我对计算机编程非常陌生,目前正在PyCharm社区中编写一个程序,当给我学校的一个学生的名字时,它将打印出从学校到该学生的住所的指示。
一切都进行得很好,昨晚我已经掌握了一切。今天,我打开计算机,由于某种原因,我的程序拒绝运行我的'if'/'elif'语句,并且即使给定一个满足'if'/'elif'语句的值,它也只会运行else语句。
我尝试重写程序,多次重新启动PyCharm,确保我与空格和制表符一致,并确保我的变量可以相互通信。我已经在这里和其他网站上搜索了一段时间,但我看不出为什么我的代码昨天能正常工作的原因,但现在除了else语句之外,其他都拒绝运行。

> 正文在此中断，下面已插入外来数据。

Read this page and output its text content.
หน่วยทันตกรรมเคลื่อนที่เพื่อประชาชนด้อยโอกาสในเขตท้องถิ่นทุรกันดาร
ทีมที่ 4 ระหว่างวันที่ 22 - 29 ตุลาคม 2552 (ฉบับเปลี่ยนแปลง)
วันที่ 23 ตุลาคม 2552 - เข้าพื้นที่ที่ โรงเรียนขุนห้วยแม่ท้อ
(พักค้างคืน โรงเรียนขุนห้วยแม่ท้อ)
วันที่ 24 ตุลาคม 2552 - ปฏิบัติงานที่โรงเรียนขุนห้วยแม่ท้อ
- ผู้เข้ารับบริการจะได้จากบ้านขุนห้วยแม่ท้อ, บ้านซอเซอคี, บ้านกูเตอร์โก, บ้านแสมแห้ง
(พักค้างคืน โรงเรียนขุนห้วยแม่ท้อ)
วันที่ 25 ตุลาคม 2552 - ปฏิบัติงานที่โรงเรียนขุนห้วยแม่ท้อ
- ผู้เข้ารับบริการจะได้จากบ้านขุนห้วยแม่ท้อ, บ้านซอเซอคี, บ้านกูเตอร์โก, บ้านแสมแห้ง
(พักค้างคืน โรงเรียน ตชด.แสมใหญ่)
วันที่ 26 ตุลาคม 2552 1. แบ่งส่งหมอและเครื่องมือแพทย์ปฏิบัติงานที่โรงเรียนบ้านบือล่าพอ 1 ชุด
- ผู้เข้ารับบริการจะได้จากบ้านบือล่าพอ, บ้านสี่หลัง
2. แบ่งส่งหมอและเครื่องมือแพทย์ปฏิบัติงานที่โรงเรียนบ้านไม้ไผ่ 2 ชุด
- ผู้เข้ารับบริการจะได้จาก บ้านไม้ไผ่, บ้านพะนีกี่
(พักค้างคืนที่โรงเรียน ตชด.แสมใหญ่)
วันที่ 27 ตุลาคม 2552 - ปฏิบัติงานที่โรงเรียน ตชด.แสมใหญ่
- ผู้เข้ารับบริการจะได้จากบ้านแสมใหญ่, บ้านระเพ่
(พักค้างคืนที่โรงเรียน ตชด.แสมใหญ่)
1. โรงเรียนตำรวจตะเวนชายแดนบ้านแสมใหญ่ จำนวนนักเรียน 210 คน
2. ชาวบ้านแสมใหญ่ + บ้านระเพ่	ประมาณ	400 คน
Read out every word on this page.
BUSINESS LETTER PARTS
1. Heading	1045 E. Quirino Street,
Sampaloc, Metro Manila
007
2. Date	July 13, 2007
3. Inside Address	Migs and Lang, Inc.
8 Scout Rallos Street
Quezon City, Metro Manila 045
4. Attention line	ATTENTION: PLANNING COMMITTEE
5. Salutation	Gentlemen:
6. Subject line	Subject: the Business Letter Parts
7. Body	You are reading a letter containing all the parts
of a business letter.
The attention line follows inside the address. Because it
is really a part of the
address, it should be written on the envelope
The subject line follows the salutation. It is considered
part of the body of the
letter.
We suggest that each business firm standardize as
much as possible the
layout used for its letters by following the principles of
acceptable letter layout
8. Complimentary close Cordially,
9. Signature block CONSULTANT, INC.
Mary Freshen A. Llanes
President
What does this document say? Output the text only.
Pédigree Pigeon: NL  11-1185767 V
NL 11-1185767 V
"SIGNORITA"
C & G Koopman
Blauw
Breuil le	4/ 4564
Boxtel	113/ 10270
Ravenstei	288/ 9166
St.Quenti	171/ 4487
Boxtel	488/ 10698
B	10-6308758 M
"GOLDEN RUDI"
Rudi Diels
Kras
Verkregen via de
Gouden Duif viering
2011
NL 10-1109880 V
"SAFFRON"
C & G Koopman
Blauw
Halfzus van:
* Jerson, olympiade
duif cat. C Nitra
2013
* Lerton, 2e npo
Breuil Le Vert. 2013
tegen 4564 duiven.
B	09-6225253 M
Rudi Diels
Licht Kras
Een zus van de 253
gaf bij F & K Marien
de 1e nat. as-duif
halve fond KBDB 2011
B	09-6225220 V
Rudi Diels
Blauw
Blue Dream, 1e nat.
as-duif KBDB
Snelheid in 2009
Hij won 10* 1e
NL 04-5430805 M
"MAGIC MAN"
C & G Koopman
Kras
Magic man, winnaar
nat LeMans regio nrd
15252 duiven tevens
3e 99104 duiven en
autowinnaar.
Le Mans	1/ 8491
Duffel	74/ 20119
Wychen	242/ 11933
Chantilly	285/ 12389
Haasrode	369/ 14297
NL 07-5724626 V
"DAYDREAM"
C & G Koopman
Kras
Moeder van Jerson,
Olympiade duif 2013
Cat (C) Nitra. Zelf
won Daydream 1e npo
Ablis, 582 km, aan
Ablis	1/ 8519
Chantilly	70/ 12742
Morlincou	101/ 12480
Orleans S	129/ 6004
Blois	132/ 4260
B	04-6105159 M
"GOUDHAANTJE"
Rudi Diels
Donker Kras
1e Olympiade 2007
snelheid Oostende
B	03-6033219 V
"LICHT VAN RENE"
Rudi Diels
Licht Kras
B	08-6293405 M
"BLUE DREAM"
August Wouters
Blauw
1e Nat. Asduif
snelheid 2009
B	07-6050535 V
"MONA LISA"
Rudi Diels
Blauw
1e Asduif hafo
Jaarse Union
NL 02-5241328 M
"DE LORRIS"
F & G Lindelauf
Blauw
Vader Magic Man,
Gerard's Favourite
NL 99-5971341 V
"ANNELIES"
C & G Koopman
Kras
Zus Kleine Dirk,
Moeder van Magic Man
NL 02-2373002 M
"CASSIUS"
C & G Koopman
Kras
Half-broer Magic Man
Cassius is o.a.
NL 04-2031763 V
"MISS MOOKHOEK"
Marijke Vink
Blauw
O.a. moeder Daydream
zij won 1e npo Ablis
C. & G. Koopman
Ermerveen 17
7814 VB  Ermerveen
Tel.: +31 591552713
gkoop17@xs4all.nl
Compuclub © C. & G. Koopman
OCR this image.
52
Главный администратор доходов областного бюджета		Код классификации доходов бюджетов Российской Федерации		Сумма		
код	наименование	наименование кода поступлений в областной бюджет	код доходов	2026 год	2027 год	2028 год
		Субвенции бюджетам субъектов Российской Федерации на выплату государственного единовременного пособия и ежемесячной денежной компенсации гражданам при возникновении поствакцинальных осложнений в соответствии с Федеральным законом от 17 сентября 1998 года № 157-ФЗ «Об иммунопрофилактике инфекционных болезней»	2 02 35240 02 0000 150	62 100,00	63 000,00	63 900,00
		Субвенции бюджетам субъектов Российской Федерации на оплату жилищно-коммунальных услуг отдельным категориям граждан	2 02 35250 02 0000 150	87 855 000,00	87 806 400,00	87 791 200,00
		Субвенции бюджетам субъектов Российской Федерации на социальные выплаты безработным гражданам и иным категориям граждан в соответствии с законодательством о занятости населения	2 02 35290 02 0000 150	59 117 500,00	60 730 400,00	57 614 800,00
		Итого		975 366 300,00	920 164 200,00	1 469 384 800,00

这是我的代码,它将询问用户“您想去哪里?”然后会收到“ house”的输入。收到此通知后,它将打印出他们的指示。取而代之的是,它每次都运行“ else”语句。
AzureDiagnostics
| where Category == "kube-audit"
| extend log_j=parse_json(log_s)
| extend requestURI=log_j.requestURI
| extend verb=log_j.verb
| extend username=log_j.user.username
| extend requestObject = parse_json(log_j.requestObject)
| where verb !in ("get", "list", "watch", "")
| where username !in ("aksService", "masterclient", "nodeclient")
| where username !startswith "system:serviceaccount:kube-system"
| where requestURI startswith "/api/"
| where requestURI !startswith "/api/v1/nodes/"
| where requestURI !startswith "/api/v1/namespaces/kube-system/"
| where requestURI !startswith "/api/v1/namespaces/ingress-basic/"
答案 0 :(得分:2)
casefold将字符串转换为小写,并且您的参考字符串包括大写字符。
作为一个简单的解决方法,您可以将“大卫之家”更改为“大卫之家”,等等。
从长远来看,您可能希望实现稍微不那么脆弱的比较,但这是一项艰巨的工作,取决于您将如何使用您的程序以及解析失败的后果。
答案 1 :(得分:2)
为纠正错字并支持用户做破坏测试的事情,下面是一个使用字符串相似性比较来确定输入是否接近任何用户名的示例:
import difflib
# Storing the names and directions of users:
#This is called a dictionary. More info here https://www.w3schools.com/python/python_dictionaries.asp
directions= {
"David": "Directions to David's home from T... \n East on X, \n South on Y.," \
" \n West on Z., \n South on A., \n first white house on the right.",
"Caroline": "Directions to Caroline's home from T... \n East on x, \n South on y.," \
" \n East on z., \n South on p., \n East on q," \
" \n West on t., \n last brick house in the cul-de-sac.",
"William":"Directions to Will's home from T... \n East on x, \n South on y.," \
" \n West on z., \n South on Fa., \n West on b., \n first house on the right.",
"Bannon":"<Insert directions to Bannon's house>"
}
# User gives a specific name and then receives a location:
while True:
destination = input("Where would you like to go? ")
highest = 0 #highest score between the user name and input
user_key = "" #name of the user who most closely matches the input
for user in directions: #iterate through all the user's names in the directions dictionary
similarity = difflib.SequenceMatcher( #for each user's name, compare it to the input
None, destination, user).ratio()
if(similarity > highest): #if the similarity score is greater than the highest recorded score, update the score
highest = similarity
user_key = user
#Code that runs if a match is too low are not found
if(highest < 0.5): #adjust this based on how close you want the match to be. highest will always be between 0.0 and 1.0
print("Sorry, that location wasn't found! Please try again.")
continue
#Print user's directions
else:
print('\n\nGetting directions to ' + user_key + '\'s house\n\n')
print(directions[user_key] + "\n\n\n")
因此,如果您输入“威廉姆斯的房子”,“威廉姆斯”,“威廉姆斯的房子”,“威廉姆”或类似“威廉姆斯”的名称,您将获得前往威廉姆斯房子的路线。
答案 2 :(得分:1)
最小化程序并进行测试!您发布了过多的代码来演示此问题。一旦出现类似if destination.casefold() == 'Davids house':的问题,请尽量减少罐装数据的问题
destination = "david's house"
if not destination.casefold() == "Davids house":
print(repr(destination), "failed")
此打印
"david's house" failed
casefold的帮助说返回适合无条件比较的字符串版本。。嗯,就是这样。您需要将两侧都折起来。然后就是那个讨厌的撇号。也许您需要更多规范化,例如摆脱非字母字符。
通过最小化,您为代码编写了一个很好的测试。您可以编写一个小的比较函数来执行大小写折叠和其他标准化操作。然后,您可以对该函数编写一打测试以测试所有边缘情况。